Dr Franck Gigon : « Légaliser le chanvre serait une véritable avancée thérapeutique »

Passionné par l'impact du végétal sur notre santé, le Dr Franck Gigon se penche sur les vertus du chanvre thérapeutique dans Stupéfiant !, son dernier livre. Alors que l'ANSM devrait se prononcer sur son expérimentation, les recherches sur les vertus de la plante se multiplient. Le point sur la question.

Plantes & Santé. Vous êtes médecin généraliste spécialisé en phytothérapie et en micronutrition. Pourquoi avoir consacré un livre au chanvre ?

Franck Gigon.
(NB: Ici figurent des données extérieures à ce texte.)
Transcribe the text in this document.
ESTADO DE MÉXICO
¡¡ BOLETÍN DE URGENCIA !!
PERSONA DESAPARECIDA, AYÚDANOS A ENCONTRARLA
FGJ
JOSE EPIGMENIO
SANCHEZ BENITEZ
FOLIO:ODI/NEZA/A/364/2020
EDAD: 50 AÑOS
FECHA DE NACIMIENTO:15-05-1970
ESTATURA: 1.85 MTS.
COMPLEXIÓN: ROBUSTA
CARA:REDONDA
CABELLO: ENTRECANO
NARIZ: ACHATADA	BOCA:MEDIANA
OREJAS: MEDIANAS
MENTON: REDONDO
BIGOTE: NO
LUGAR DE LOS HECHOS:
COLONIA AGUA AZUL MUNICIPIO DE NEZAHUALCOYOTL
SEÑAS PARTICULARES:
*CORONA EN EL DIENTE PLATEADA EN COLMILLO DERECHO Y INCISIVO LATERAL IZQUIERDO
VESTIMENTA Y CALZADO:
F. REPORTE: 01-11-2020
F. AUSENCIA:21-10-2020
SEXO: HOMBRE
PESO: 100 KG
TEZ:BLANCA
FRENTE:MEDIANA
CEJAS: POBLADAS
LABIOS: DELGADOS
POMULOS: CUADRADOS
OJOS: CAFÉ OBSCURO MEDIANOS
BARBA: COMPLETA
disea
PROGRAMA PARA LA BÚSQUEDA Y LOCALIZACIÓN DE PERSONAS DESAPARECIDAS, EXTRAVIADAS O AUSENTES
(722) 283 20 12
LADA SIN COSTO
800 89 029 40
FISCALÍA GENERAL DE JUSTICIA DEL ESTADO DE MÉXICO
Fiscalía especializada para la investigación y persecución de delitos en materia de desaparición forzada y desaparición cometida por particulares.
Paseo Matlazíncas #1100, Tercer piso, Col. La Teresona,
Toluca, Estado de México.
Je pense à titre personnel que le chanvre devrait être réhabilité. L’homme l’a utilisée pour se nourrir, se vêtir, se loger, voyager ou pratiquer son culte religieux depuis des centaines d’années. Pendant tout ce temps, il a sans s’en rendre compte profité de ses vertus médicinales, notamment aux plans de la digestion et de la gestion de la douleur. Mais, dans les années 1930, alors que les Américains étaient les plus importants producteurs de chanvre au monde, les firmes de coton et de fibre nylon ont diabolisé cette plante. On l’a accusée d’exciter les populations et d’être « la drogue des violeurs de femmes blanches ». Le chanvre est passé dans la catégorie des stupéfiants, d’abord aux États-Unis puis, progressivement, partout dans le monde. En France, elle a été retirée de la pharmacopée française en 1953. Dans la tête de beaucoup de gens, notamment parmi les professionnels de santé, l’image du chanvre en tant que drogue a pris le dessus sur celle de la plante médicinale.
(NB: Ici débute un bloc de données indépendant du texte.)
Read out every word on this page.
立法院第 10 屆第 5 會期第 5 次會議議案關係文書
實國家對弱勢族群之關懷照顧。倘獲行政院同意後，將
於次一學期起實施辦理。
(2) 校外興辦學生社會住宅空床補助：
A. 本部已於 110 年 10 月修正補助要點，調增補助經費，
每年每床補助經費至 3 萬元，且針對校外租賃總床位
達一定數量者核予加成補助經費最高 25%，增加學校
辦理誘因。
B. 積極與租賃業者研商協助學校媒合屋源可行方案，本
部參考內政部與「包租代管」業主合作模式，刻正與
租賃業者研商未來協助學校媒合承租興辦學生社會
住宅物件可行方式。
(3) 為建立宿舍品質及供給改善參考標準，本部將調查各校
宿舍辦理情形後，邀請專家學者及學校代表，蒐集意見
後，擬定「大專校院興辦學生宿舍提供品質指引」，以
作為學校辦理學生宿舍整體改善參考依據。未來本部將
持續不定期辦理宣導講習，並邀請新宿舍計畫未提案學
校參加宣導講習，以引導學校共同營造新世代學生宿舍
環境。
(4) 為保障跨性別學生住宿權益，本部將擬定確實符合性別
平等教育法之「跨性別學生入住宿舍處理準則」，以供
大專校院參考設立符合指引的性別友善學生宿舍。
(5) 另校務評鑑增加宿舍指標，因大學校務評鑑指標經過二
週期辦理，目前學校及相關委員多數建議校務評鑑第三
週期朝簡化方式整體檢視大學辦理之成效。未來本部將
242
Quelles sont, selon vous, les accusations les plus injustifiées ?

On reproche toujours au chanvre la présence de THC une molécule naturelle psychotrope pouvant donner la sensation de planer, mais capable aussi d’altérer les cerveaux sensibles des plus jeunes encore en voie de maturation, jusqu’à parfois induire chez eux des cas de schizophrénie. Cette situation peut se rencontrer malheureusement avec tous les psychotropes, et les jeunes, souvent dans la transgression, boivent de l’alcool, fument du tabac, usent de médicaments psychotropes y sont aussi exposés. Les études montrent que c’est plus le terrain psychologique et génétique du consommateur qui importent vis à vis du cannabis plus que les cannabis lui-même. Il faudrait à ce sujet plutôt une vraie grande politique de prévention pour protéger nos jeunes des psychotropes quels qu’ils soient, au moins jusqu’à leur majorité. Cela serait beaucoup plus pertinent que la prohibition et la criminalisation qui s’avèrent au final inefficaces et contre-productifs depuis toutes ces années...car il n’y jamais eu autant de consommateurs de cannabis.
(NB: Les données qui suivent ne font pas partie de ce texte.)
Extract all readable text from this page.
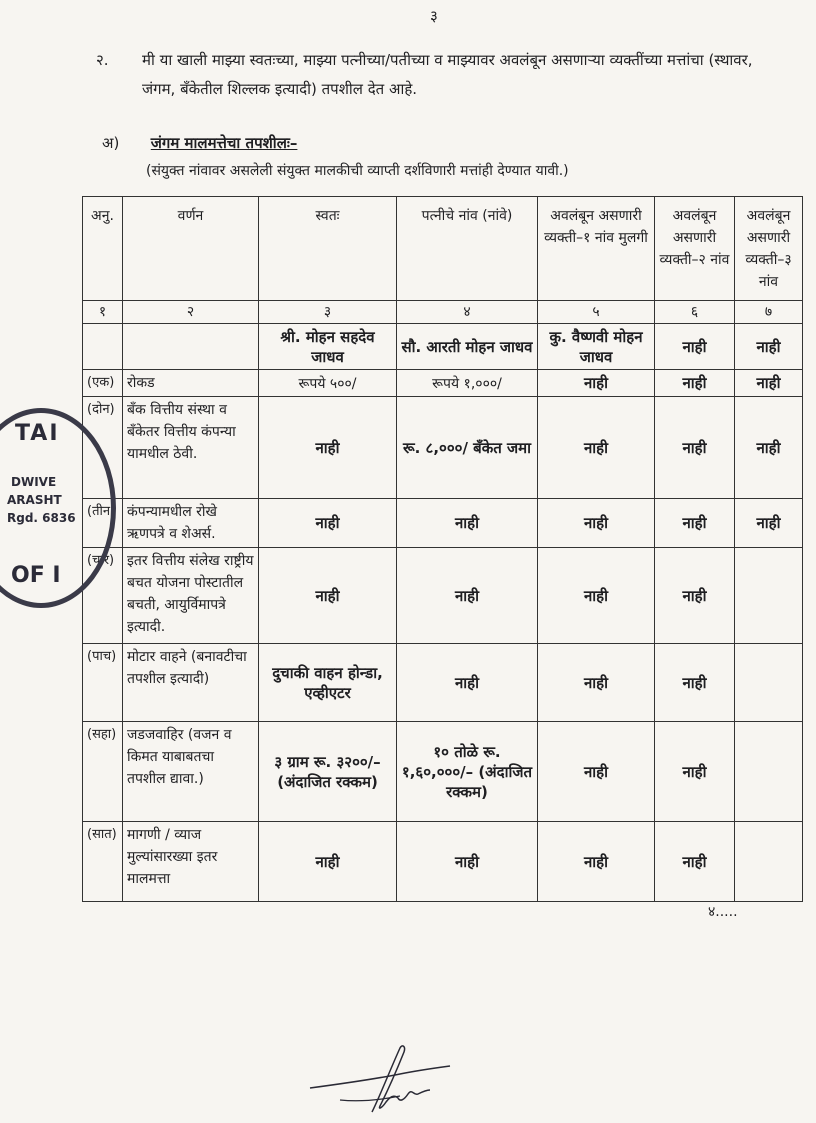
३
२. मी या खाली माझ्या स्वतःच्या, माझ्या पत्नीच्या/पतीच्या व माझ्यावर अवलंबून असणाऱ्या व्यक्तींच्या मत्तांचा (स्थावर, जंगम, बँकेतील शिल्लक इत्यादी) तपशील देत आहे.
अ) जंगम मालमत्तेचा तपशीलः–
(संयुक्त नांवावर असलेली संयुक्त मालकीची व्याप्ती दर्शविणारी मत्तांही देण्यात यावी.)
अनु.	वर्णन	स्वतः	पत्नीचे नांव (नांवे)	अवलंबून असणारी व्यक्ती–१ नांव मुलगी	अवलंबून असणारी व्यक्ती–२ नांव	अवलंबून असणारी व्यक्ती–३ नांव
१	२	३	४	५	६	७
		श्री. मोहन सहदेव जाधव	सौ. आरती मोहन जाधव	कु. वैष्णवी मोहन जाधव	नाही	नाही
(एक)	रोकड	रूपये ५००/	रूपये १,०००/	नाही	नाही	नाही
(दोन)	बँक वित्तीय संस्था व बँकेतर वित्तीय कंपन्या यामधील ठेवी.	नाही	रू. ८,०००/ बँकेत जमा	नाही	नाही	नाही
(तीन)	कंपन्यामधील रोखे ऋणपत्रे व शेअर्स.	नाही	नाही	नाही	नाही	नाही
(चार)	इतर वित्तीय संलेख राष्ट्रीय बचत योजना पोस्टातील बचती, आयुर्विमापत्रे इत्यादी.	नाही	नाही	नाही	नाही	
(पाच)	मोटार वाहने (बनावटीचा तपशील इत्यादी)	दुचाकी वाहन होन्डा, एव्हीएटर	नाही	नाही	नाही	
(सहा)	जडजवाहिर (वजन व किमत याबाबतचा तपशील द्यावा.)	३ ग्राम रू. ३२००/– (अंदाजित रक्कम)	१० तोळे रू. १,६०,०००/– (अंदाजित रक्कम)	नाही	नाही	
(सात)	मागणी / व्याज मुल्यांसारख्या इतर मालमत्ता	नाही	नाही	नाही	नाही	
TAI
DWIVE
ARASHT
Rgd. 6836
OF I
४.....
Par ailleurs, les effets indésirables graves se révèle à l’analyse assez peu fréquents, les personnes réagissant en général bien au THC pris à faibles et moyennes doses. Le vrai problème, c’est que des filières illégales ont créé des chanvres hybrides récréatifs pouvant contenir jusqu’à 25 % de THC, très réactifs et dangereux chez certains sujets. Dès lors, les pharmacologues ont pris légitimement peur. L’addiction et la dangerosité du cannabis sont aussi souvent dénoncés malgré des classements beaucoup plus faibles de l’alcool et du tabac dans ces registres : par exemple, 2 à 9 % des consommateurs de cannabis seraient des consommateurs chroniques contre 15 % des buveurs d’alcool et 32 % des fumeurs de tabac. Et encore, il s’agit bien souvent de polyaddicts, donc on ne peut pas imputer leur addiction uniquement au chanvre.

Aujourd’hui, les recherches lancées dans les pays ayant autorisé le chanvre thérapeutique se penchent plus spécifiquement sur le CBD. Cette molécule tient-elle ses promesses ?

Indéniablement. Depuis plus de cinq ans, 1 500 études ont été menées sur ce cannabinoïde à l’étranger, montrant que cette substance est extrêmement intéressante d’un point de vue médical. Même sans la présence de THC, les études montrent que le CBD permet de lutter contre les douleurs chroniques et les troubles de l’appétit. C’est un anti-inflammatoire, anti-rejet de greffe et anti-allergique ; il a des effets antidépresseurs et agit sur les troubles du sommeil. C’est aussi un anti-cancer à tous les stades, il améliore l’efficacité et la tolérance des radio et chimiothérapie et peut soulager les crises d’épilepsie, les symptômes d’Alzheimer et les effets de Parkinson. Le tout, sans effet secondaire, contrairement aux autres traitements existants. Il pourrait également être utilisé par les psychiatres pour ses effets psychotiques.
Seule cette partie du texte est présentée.